During the Seven Years’ War, Washington became a military commander, and he had a vested interest in making sure this land remained under British rule. As a land speculator himself, he saw the opportunity for expansion and settlement that could earn him money in the long run. Further, Washington eventually received land as a reward for his service during this war.
Washington became quite wealthy by the end of his life, and much of this was in his land holdings. By his death in 1799, his estate was worth about $780,000, which in today's money works out to about $587 million.
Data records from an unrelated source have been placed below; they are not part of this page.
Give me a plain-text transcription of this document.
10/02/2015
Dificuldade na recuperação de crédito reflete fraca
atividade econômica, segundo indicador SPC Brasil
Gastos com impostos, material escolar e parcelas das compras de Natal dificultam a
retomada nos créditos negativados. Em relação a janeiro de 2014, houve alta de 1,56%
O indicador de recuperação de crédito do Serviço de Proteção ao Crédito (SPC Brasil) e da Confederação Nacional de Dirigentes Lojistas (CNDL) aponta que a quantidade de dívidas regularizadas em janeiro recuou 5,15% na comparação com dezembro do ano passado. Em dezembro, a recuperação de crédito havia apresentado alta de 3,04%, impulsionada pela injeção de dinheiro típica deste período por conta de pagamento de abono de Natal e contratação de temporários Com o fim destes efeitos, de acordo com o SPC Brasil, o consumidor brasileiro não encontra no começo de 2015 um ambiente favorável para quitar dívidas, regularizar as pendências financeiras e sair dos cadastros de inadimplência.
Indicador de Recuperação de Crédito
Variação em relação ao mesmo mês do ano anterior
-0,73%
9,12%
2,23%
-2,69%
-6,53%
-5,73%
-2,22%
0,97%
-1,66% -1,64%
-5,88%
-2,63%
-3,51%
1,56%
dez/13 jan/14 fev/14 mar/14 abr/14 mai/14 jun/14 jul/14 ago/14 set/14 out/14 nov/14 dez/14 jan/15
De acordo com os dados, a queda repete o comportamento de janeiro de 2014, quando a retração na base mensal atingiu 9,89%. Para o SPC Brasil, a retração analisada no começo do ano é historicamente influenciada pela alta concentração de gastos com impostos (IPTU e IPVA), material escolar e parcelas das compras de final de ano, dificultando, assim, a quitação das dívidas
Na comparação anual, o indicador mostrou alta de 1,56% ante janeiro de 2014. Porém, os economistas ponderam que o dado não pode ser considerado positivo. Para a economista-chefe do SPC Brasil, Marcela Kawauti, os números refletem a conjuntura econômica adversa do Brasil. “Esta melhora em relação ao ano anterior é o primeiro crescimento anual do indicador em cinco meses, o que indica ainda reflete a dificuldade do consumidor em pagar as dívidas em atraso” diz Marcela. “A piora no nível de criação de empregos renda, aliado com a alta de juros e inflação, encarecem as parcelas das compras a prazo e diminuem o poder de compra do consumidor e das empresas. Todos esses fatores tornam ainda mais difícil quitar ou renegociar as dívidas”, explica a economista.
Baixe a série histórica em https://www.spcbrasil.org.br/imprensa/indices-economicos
Now let's reflect for a moment on the connections between powerful people like George Washington and “common people” like Sarah Shade. Washington relied on the exploitation of enslaved people in his acquisition of wealth, though he privately developed qualms about the institution of slavery in his later life. The men who fought under him also contributed to his accumulation of wealth and land, though Washington did not deliberately use them for that purpose, and there is evidence that his men admired and respected him. The white settlers who moved into the territories purchased land because they wanted to create new lives for themselves. They were not forced or cheated, though Indigenous Americans were forced, cheated, and killed in order to make room for the settlers. George Washington may have worked hard to earn his money and been clever enough to do so, but he also owned over a hundred slaves who were forced to work for his benefit. Sarah Shade, on the other hand, was born without the privilege enjoyed by Washington, and she was exploited in many ways while leading a life of incredible hardship in India. While Washington relied upon slave labor to accumulate wealth, the British Empire relied on the exploitation of people like Sarah Shade to expand its own wealth and power.